Assign specific places for everything. Ideally, all the utensils, grain jars, spice jars etc that you use on a regular basis should be within reach from where you stand to cook. Make circles of proximity from your cooking position and arrange things in outward circles according to frequency of use; the most frequently used being the closest to the rarely used being the farthest. It makes cooking much less of a run around the place and you save energy as well as time. This will require some trial and error but you’ll eventually find your groove. Also, make it a conscious habit to put things back into their assigned places the moment you are done using them. Keeping things for later only adds to the stress and makes cleaning up a harder chore. A clean, well organized kitchen contributes to your peace of mind.
2. End-Of-Day Wipe Down: No matter how hectic a day you’ve had, make it a habit of leaving your kitchen clean when you go to bed.
This generally means putting the left overs into the fridge, taking out the trash, piling the used utensils in the sink and wiping down everything. Through the day, when you use small objects like knives of potato peelers etc, instead of dumping them in the sink, try washing them immediately and keeping away because chances are, you’ll need them before your maid does the dishes. But definitely do clean up before tucking in for the night. That way, when you enter the kitchen in the morning, it is clean and fresh and one less thing to do. In the long run, it also keeps your kitchen cleaner for longer.
3. Make A Schedule: This might sound a little OCDish but it is not.
Make broad categories of dishes per meal and schedule them according to the days of the week. Pick a few breakfast items and keep two or three options for each day of the week. Then make broad categories like ‘pulaao/khichdi’ or ‘continental’ or ‘chicken/fish’ or leafy vegetables’ etc and put them in for lunch and dinner through the week. This way, you can plan well in advance without going into a tizzy every day about what to cook or what to buy. Keep several options for each meal on your schedule so that you are not restricted to a monotony and make sure you don’t decide to cook more than one complicated meal every day. If nothing else, it saves you the effort of trying to figure out what to cook; its all there, tacked up on your fridge!

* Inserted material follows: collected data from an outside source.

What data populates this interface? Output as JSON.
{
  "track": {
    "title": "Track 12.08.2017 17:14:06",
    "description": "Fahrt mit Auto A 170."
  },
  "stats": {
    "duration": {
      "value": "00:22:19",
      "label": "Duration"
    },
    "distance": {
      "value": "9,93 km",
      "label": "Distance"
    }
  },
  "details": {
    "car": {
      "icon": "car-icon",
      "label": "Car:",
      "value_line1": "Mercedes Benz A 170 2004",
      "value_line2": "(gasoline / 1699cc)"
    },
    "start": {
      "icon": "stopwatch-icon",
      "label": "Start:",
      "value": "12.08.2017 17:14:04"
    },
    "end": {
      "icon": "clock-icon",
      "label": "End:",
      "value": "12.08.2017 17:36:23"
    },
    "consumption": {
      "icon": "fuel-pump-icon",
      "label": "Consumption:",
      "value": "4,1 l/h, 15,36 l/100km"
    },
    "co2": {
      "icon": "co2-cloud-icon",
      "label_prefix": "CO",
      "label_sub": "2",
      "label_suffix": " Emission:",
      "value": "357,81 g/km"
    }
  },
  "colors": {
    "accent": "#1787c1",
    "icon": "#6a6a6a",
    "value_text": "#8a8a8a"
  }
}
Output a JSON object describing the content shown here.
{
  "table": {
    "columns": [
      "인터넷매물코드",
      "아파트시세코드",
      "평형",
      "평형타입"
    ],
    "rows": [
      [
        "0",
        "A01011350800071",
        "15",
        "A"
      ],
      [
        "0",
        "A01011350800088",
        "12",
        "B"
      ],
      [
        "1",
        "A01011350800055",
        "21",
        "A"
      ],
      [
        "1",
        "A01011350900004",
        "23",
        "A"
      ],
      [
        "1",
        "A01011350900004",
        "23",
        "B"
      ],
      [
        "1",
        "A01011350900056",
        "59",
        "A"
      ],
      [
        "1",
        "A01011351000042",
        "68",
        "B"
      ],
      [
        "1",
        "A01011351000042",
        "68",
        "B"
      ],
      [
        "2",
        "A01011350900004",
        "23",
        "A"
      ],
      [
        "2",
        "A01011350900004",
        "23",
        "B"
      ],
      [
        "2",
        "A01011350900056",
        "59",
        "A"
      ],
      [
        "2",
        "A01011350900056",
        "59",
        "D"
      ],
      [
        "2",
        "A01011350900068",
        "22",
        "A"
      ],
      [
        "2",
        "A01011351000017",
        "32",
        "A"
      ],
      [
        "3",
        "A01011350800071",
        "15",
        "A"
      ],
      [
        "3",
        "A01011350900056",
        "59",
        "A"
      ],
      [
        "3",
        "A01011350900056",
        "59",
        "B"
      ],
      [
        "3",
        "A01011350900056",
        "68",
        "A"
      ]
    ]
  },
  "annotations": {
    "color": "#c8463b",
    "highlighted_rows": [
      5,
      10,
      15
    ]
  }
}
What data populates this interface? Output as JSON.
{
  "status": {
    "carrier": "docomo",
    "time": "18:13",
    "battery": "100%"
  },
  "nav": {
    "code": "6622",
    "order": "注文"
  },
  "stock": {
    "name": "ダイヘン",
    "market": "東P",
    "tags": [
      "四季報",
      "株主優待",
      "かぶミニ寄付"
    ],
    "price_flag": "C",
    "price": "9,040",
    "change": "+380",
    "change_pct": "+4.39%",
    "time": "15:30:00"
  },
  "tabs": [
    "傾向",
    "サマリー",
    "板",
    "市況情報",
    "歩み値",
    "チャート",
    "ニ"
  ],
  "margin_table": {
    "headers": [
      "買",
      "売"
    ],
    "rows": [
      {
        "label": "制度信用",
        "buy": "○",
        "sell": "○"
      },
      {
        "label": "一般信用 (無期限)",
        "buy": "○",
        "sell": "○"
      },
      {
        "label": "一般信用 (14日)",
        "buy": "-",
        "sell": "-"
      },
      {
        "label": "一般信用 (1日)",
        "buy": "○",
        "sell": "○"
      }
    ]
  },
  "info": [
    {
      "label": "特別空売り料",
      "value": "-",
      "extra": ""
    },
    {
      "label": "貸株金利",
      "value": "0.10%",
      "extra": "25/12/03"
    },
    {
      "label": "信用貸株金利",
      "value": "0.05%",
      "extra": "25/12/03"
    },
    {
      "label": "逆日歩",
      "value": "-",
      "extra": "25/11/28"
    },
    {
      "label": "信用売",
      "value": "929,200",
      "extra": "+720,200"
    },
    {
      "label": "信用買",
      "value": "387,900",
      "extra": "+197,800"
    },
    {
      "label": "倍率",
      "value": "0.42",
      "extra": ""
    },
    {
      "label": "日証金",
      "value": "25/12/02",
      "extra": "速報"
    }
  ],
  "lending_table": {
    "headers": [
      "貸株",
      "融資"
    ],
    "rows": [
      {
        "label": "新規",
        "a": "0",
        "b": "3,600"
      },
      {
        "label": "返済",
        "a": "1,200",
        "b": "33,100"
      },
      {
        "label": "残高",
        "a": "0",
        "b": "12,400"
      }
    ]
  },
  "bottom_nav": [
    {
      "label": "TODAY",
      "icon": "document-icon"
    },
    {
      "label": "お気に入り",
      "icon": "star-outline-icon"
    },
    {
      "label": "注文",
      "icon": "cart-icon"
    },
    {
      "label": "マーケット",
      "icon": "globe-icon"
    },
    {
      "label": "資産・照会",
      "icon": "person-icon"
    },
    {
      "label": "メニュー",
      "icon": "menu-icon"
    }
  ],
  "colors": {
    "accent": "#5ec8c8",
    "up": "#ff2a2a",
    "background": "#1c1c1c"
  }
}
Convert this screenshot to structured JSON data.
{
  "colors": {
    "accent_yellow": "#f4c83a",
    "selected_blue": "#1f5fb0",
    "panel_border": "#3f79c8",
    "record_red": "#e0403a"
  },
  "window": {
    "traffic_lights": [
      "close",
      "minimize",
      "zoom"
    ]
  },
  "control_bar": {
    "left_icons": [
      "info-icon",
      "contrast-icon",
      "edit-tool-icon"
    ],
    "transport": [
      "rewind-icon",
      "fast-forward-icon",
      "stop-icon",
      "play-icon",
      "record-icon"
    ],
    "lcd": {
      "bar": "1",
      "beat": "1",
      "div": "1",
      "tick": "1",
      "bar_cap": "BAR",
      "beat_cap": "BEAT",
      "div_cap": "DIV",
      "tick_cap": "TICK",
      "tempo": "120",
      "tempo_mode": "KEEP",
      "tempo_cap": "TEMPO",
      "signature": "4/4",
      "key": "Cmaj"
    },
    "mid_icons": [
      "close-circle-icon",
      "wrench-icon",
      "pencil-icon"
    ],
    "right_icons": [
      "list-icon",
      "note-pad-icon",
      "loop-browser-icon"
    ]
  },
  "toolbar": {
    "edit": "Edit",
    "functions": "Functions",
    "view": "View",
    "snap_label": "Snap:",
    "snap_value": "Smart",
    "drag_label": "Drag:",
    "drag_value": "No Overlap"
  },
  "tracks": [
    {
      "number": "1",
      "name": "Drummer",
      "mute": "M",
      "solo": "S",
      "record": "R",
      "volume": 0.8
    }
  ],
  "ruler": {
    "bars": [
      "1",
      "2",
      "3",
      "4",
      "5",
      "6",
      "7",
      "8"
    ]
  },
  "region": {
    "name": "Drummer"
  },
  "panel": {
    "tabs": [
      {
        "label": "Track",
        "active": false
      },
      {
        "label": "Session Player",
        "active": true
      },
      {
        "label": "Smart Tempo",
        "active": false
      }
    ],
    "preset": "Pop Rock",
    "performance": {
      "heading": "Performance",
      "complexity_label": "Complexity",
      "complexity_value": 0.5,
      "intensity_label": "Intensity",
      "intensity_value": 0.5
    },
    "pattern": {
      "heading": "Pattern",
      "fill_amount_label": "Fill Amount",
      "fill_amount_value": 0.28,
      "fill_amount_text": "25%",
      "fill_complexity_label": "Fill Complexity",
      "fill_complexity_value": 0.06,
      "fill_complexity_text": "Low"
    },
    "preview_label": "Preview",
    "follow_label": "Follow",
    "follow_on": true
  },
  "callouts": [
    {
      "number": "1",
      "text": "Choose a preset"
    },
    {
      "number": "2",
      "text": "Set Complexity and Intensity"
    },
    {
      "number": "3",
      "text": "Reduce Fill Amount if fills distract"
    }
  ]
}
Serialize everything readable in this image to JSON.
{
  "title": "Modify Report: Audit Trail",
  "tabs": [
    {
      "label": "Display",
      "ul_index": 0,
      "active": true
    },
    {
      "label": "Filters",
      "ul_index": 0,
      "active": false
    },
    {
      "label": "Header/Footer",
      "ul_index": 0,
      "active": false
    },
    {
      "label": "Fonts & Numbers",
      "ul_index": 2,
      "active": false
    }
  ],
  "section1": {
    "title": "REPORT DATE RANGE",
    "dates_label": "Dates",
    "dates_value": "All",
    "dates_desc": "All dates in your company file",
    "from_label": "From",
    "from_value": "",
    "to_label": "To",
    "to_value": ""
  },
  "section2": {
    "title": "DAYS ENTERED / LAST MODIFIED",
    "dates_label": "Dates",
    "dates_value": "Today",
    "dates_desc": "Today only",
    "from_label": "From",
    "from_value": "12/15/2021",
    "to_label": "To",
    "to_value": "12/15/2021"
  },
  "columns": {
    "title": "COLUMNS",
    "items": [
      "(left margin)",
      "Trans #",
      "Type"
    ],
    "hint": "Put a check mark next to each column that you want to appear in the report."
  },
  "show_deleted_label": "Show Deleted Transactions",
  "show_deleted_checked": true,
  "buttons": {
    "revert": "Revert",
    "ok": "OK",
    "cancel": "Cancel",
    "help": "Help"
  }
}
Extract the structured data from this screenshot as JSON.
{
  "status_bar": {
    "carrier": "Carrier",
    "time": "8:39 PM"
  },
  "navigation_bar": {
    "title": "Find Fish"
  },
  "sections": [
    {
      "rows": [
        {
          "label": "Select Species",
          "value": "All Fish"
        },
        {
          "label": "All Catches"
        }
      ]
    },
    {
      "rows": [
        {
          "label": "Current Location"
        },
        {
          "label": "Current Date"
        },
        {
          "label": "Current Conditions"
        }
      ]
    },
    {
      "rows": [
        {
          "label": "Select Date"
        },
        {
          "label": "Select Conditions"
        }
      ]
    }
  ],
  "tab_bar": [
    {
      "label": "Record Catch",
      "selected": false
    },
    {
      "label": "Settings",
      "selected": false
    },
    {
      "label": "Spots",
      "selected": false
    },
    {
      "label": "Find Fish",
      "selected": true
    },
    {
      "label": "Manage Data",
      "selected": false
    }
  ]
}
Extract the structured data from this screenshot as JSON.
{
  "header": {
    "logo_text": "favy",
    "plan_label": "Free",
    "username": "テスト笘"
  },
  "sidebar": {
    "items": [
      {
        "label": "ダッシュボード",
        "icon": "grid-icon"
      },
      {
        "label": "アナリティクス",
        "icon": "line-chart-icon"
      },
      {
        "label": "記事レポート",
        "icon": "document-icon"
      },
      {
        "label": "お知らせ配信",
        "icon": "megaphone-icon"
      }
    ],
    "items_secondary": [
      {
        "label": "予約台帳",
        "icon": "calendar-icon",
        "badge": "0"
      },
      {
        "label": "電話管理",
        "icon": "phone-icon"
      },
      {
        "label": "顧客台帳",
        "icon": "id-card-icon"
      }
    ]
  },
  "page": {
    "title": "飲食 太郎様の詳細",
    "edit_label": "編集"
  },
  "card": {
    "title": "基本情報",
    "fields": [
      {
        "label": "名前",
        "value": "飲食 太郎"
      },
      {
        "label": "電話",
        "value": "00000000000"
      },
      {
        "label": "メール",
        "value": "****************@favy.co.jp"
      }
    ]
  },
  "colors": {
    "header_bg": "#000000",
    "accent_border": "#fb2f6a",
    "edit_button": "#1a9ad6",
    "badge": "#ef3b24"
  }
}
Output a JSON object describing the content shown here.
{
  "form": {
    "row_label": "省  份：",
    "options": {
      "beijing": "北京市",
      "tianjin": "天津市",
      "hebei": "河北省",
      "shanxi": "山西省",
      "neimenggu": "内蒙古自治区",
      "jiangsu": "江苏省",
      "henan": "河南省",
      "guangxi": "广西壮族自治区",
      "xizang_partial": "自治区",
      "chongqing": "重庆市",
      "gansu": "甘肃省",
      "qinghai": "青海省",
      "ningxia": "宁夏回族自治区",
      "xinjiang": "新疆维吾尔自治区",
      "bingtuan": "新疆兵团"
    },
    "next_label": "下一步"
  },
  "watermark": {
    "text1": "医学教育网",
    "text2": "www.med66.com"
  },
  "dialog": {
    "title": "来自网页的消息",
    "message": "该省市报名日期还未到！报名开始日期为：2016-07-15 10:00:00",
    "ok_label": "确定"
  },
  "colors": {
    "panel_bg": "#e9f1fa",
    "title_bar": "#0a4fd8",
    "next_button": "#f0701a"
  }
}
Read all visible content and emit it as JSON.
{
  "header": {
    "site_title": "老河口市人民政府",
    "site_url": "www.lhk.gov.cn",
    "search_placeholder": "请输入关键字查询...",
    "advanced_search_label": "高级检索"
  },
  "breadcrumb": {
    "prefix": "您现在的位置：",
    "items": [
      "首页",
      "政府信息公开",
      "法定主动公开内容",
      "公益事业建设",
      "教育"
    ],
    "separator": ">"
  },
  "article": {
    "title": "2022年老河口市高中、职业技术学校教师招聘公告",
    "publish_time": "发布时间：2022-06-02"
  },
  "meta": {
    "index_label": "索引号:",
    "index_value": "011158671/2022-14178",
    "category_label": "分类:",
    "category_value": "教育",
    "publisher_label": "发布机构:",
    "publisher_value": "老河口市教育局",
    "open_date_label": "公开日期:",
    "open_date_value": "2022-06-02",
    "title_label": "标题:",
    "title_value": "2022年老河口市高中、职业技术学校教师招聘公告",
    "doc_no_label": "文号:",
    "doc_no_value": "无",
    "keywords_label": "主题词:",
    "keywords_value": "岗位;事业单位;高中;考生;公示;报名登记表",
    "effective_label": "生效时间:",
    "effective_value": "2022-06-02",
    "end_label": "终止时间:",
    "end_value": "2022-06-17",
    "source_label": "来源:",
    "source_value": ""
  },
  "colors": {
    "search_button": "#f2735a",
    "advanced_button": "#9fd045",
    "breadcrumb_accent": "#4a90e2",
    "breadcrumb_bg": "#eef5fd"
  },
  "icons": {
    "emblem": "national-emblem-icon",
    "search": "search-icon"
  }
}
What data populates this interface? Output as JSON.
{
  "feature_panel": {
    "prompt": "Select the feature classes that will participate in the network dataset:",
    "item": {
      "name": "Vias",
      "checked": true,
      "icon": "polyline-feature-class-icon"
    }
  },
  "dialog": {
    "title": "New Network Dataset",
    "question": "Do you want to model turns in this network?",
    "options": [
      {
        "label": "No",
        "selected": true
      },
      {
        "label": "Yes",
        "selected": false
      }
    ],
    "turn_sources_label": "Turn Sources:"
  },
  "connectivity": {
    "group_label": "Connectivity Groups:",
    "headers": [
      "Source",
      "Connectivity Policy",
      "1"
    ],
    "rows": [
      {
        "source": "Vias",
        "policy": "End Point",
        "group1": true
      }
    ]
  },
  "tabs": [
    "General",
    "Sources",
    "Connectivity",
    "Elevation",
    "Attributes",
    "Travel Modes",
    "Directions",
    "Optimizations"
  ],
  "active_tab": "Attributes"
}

4. Take Breaks: A stressed you is a messy you and that spells doom for the kitchen. So take a break.
Take breaks while preparing a meal. Drink water, play music while you work. It all helps. And every once in a while, shut the kitchen. Go out to eat or order in or ask your better half to take over. The moment cooking begins to feel tedious, take a break. Stress sucks all the joy out of cooking and if you are not used to it, it will completely turn you off. So make sure you allow yourself that much needed break.
5. Innovate: Routine can become boring and get you stuck in a rutt. Unstick yourself. Try something new.
Pick out a recipe you’ve never tried before. Make your own recipe. Or learn how to ‘recycle’ leftovers. Trust me, it is enormous amounts of fun to serve a dish made of leftovers and no one figures it out till you tell them. innovation in the kitchen brings life to the mundane, day to day routine. It builds confidence and gives you something to look forward to.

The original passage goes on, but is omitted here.